The funds are being sought to rebuild and stabilise areas liberated from the Islamic State, as well as to check Assad’s power and Russian and Iranian influence in a post-war Syria, providing the US with a quick exit from the seven-year conflict, according go the report.
The revelations come as Saudi Arabia’s crown prince and de facto leader Mohammed bin Salman arrives in Washington on Monday for extensive dialogue, which officials believe will include a discussion on the $4 billion request.
For years, US policy in Syria has almost entirely focused on pushing back against the Islamic State – a goal that is nearing completion. But with an Assad victory likely, US policymakers are increasingly looking to the next phase of the country’s strategy in Syria.
Officials in the Trump administration have convinced the president that the US cannot withdraw from northern Syria due to Iranian influence, the report suggests.
Last year, US Ambassador to the UN Nikki Haley said that Syrian stability cannot be achieved “with Assad in place” and that “Iran is not going to be in charge”.

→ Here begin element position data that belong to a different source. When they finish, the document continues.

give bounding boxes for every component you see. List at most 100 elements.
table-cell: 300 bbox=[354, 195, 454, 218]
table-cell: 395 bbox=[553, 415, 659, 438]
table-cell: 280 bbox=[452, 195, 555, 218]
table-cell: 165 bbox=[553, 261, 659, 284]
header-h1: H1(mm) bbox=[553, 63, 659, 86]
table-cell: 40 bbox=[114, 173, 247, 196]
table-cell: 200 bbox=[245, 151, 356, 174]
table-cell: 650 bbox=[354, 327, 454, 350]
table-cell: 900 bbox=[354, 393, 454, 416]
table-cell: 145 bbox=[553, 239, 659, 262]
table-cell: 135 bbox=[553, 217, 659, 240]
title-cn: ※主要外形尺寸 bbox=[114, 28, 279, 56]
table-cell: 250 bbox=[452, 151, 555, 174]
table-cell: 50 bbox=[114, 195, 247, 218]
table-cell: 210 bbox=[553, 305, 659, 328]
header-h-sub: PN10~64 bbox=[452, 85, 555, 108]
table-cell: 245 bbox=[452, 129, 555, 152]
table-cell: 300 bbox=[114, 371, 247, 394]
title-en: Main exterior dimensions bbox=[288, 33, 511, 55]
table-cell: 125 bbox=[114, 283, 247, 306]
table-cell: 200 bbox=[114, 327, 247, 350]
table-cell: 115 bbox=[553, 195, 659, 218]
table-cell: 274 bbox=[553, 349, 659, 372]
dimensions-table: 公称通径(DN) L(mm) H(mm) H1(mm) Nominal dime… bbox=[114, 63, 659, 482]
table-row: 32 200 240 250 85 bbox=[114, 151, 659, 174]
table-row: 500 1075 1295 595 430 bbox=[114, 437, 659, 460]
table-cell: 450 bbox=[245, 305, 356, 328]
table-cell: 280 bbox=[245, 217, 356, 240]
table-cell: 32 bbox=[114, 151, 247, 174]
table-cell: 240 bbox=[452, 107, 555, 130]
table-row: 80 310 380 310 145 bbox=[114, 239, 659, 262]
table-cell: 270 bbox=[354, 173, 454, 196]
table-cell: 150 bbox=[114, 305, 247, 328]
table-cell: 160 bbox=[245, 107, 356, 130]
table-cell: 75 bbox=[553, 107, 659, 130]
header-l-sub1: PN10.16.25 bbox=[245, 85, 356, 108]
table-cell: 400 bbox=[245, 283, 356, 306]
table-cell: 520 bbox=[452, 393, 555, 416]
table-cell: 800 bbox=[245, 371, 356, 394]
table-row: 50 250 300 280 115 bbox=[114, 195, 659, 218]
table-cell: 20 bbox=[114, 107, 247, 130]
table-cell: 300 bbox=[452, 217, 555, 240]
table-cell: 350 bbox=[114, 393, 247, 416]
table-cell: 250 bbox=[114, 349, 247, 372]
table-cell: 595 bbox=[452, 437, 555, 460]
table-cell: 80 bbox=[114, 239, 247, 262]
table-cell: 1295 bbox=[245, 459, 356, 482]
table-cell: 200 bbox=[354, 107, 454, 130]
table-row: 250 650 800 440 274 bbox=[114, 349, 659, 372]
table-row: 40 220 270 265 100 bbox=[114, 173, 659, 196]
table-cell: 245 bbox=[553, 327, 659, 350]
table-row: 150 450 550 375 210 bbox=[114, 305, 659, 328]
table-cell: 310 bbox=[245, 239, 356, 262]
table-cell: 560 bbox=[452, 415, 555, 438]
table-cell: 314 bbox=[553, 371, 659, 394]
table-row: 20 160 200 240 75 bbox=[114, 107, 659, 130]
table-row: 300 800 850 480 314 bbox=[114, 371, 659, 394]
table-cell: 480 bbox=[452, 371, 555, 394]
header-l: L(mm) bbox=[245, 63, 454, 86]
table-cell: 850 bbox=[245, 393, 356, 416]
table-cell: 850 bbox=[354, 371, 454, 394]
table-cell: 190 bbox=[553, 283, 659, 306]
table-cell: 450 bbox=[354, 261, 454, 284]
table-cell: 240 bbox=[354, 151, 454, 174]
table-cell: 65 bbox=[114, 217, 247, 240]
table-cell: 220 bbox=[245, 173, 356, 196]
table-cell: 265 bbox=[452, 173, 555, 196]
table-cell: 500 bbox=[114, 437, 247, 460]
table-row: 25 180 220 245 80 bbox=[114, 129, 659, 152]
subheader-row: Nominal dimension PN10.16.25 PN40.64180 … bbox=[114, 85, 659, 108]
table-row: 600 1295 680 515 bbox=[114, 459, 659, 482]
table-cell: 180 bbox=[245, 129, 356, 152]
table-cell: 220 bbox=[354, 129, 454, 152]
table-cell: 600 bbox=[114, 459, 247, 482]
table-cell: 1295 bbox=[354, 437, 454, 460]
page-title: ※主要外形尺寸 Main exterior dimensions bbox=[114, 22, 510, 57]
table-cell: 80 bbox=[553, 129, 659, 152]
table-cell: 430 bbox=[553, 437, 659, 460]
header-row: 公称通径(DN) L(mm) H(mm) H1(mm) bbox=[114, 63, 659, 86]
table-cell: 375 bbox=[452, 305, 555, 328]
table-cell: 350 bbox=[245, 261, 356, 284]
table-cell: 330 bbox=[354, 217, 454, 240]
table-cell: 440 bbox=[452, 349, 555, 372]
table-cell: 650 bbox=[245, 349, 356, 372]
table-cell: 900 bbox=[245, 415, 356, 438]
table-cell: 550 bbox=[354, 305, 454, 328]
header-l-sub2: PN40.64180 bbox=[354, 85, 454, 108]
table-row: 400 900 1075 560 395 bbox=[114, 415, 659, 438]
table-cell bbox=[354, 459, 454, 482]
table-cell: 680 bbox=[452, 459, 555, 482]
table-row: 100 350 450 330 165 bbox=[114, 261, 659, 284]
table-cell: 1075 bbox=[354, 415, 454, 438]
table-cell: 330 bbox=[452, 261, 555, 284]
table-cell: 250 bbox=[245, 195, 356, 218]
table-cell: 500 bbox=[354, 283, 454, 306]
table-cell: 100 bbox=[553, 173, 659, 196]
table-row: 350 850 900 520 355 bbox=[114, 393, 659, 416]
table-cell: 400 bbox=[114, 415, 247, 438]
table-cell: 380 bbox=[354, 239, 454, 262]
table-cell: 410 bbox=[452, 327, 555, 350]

But one anonymous senior US official said that “convincing arguments have been made that some bad entity is going to be there”.
In a further sign that the US may maintain a long-term presence in Syria, US Secretary of State Rex Tillerson said in January that the US would not make the same mistake as the Obama administration by withdrawing early.
However, Tillerson was recently sacked and replaced by anti-Iran and former CIA director Mike Pompeo.
The US remains the largest humanitarian donor to the Syrian war and has provided over $8 billion to date to assist millions of Syrians affected by the fighting.
However, Trump remains somewhat weary of an indefinite US commitment and ran on an “America First” platform extricating the US commitment to complex foreign entaglements.